Venus and Adonis review at Swan Theatre, Stratford-upon-Avon – ‘an opulent puppet show’
This revival of Gregory Doran 2004 production for the Little Angel Theatre sees Shakespeare’s erotic narrative poem, Venus and Adonis, brought to life with puppets.
The staging is gently inflected by Japanese bunraku theatre, with the puppets populating a gilded miniature theatre, whilst a narrator and guitarist sit either side to tell the story.
The concept is an inspired one, for a puppet, wooden and unpromising on its own, is given hot-blooded, sensuous life when animated – with their enhanced expressiveness, they’re almost inherently erotic.
Venus, flirtatious and full-bosomed, lounges, pounces and floats with great physical articulacy, and her failed attempts to seduce Adonis are full of appropriately raunchy visual gags. Adonis, a simple guy who thinks about little but hunting, is (fittingly) rather stiff compared to Venus.
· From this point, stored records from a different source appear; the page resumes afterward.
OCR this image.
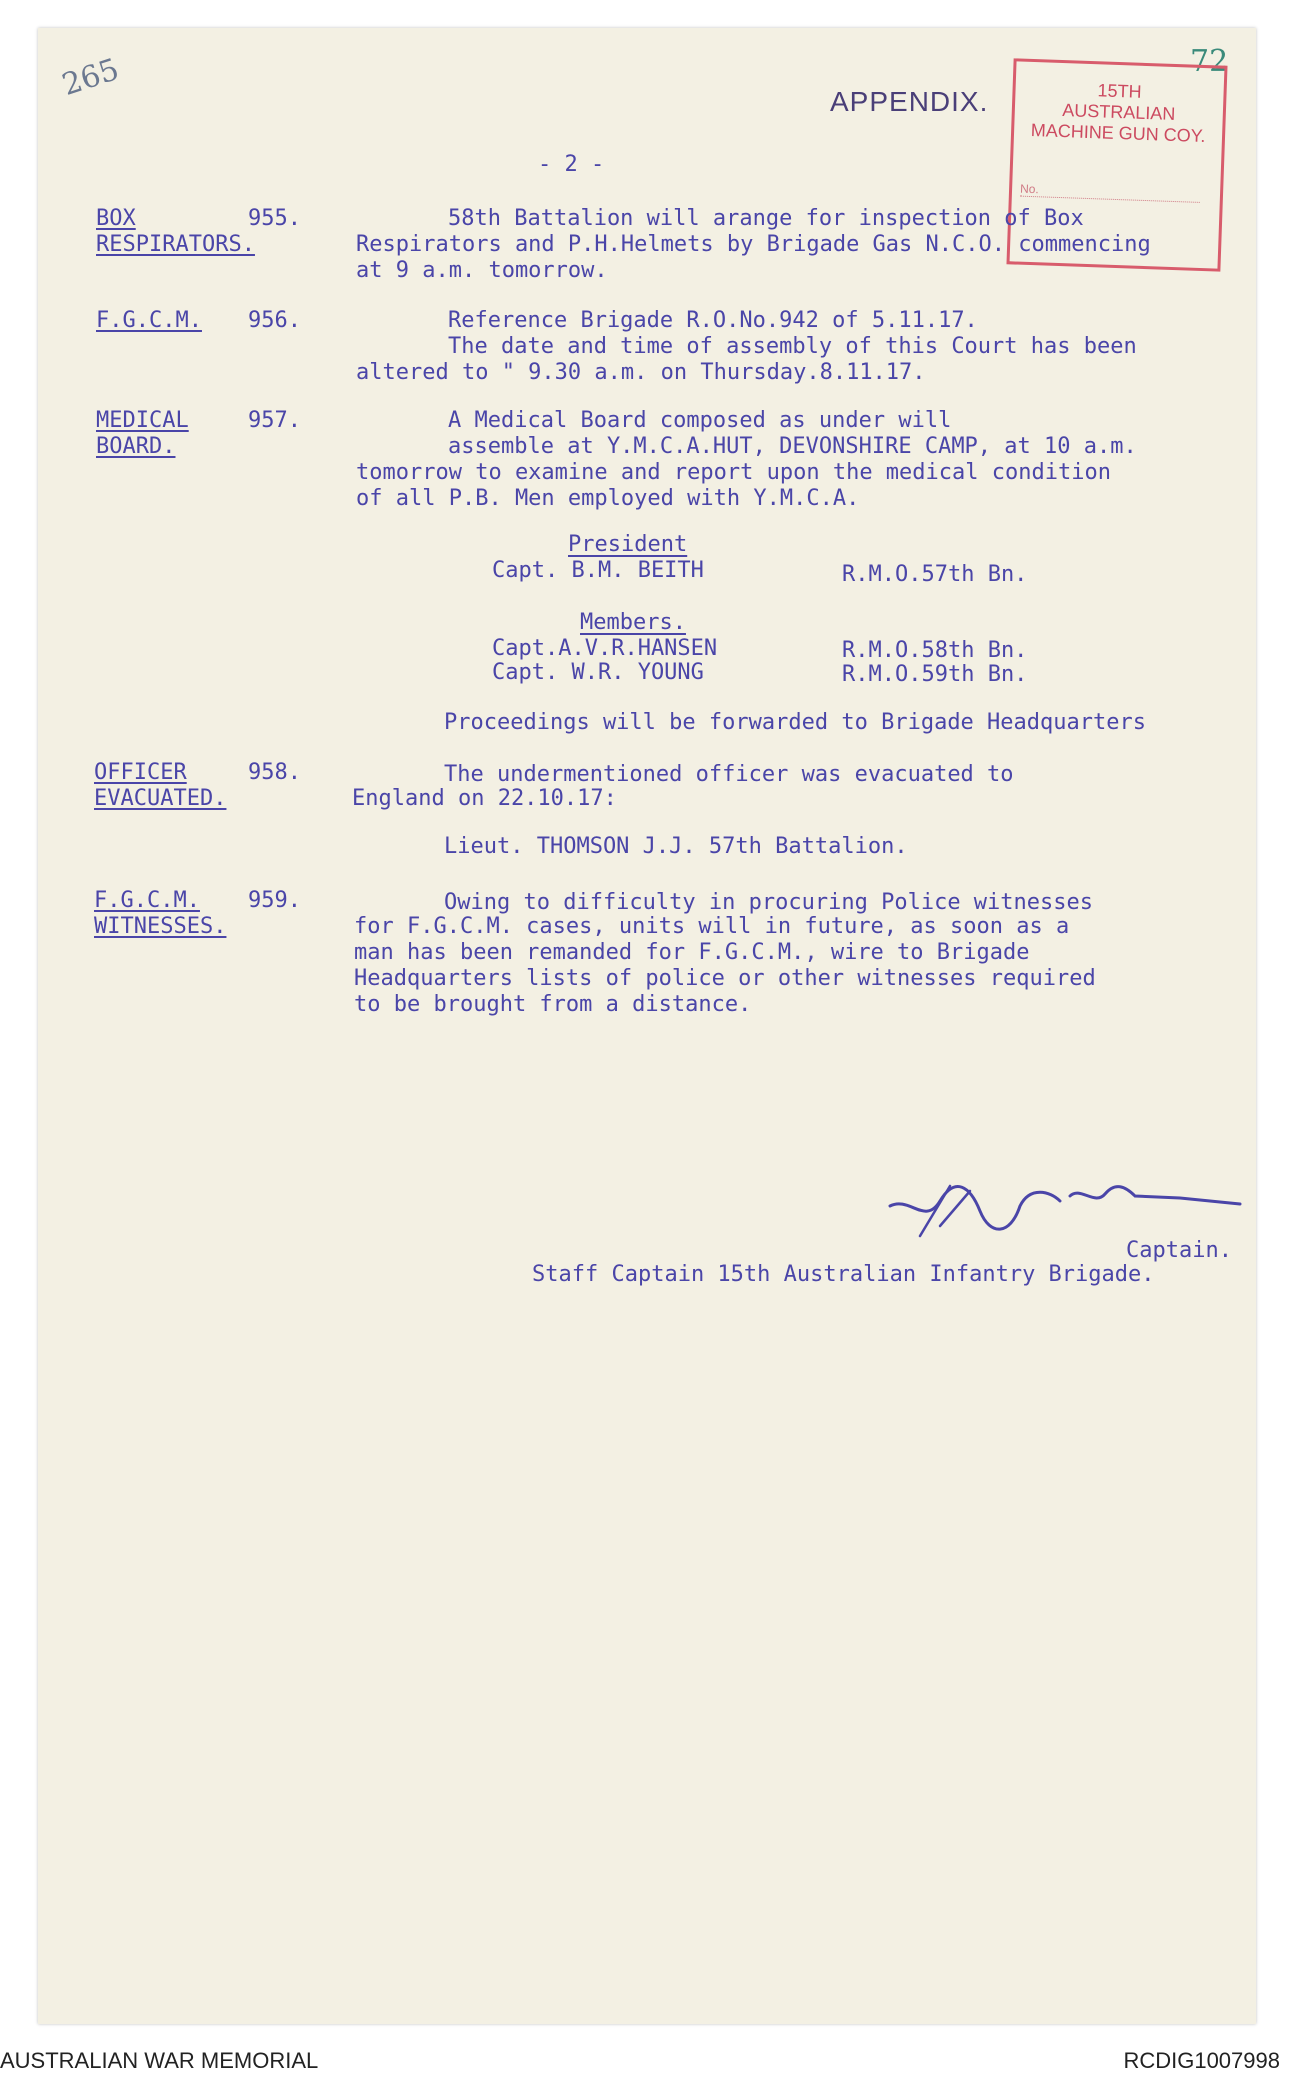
265	72
APPENDIX.	15TH
AUSTRALIAN
MACHINE GUN COY.
No.
- 2 -
BOX
RESPIRATORS.
955.	58th Battalion will arange for inspection of Box
Respirators and P.H.Helmets by Brigade Gas N.C.O. commencing
at 9 a.m. tomorrow.
F.G.C.M. 956.	Reference Brigade R.O.No.942 of 5.11.17.
The date and time of assembly of this Court has been
altered to " 9.30 a.m. on Thursday.8.11.17.
MEDICAL
BOARD.
957.	A Medical Board composed as under will
assemble at Y.M.C.A.HUT, DEVONSHIRE CAMP, at 10 a.m.
tomorrow to examine and report upon the medical condition
of all P.B. Men employed with Y.M.C.A.
President
Capt. B.M. BEITH	R.M.O.57th Bn.
Members.
Capt.A.V.R.HANSEN	R.M.O.58th Bn.
Capt. W.R. YOUNG	R.M.O.59th Bn.
Proceedings will be forwarded to Brigade Headquarters
OFFICER
EVACUATED.
958.	The undermentioned officer was evacuated to
England on 22.10.17:
Lieut. THOMSON J.J. 57th Battalion.
F.G.C.M.
WITNESSES.
959.	Owing to difficulty in procuring Police witnesses
for F.G.C.M. cases, units will in future, as soon as a
man has been remanded for F.G.C.M., wire to Brigade
Headquarters lists of police or other witnesses required
to be brought from a distance.
Captain.
Staff Captain 15th Australian Infantry Brigade.
AUSTRALIAN WAR MEMORIAL	RCDIG1007998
At the end of the play, Adonis, mauled by a boar and abandoned by his puppeteers, is left empty and dead.
Though the puppets are always watchable, the novelty wears off quickly and the production suffers a little from becoming static and repetitive. The second half brings some lovely moments – a very fine extended solo on classical guitar and a coup de theatre in which the set, designed by Rob Jones, transforms in an instant into the encroaching claws of Death.
But for the most part the show is oddly measured and well-behaved. The desire latent in the text is allowed to surface for comic effect but never truly embraced – it’s a production of prurient curiosity rather than deeply felt passion.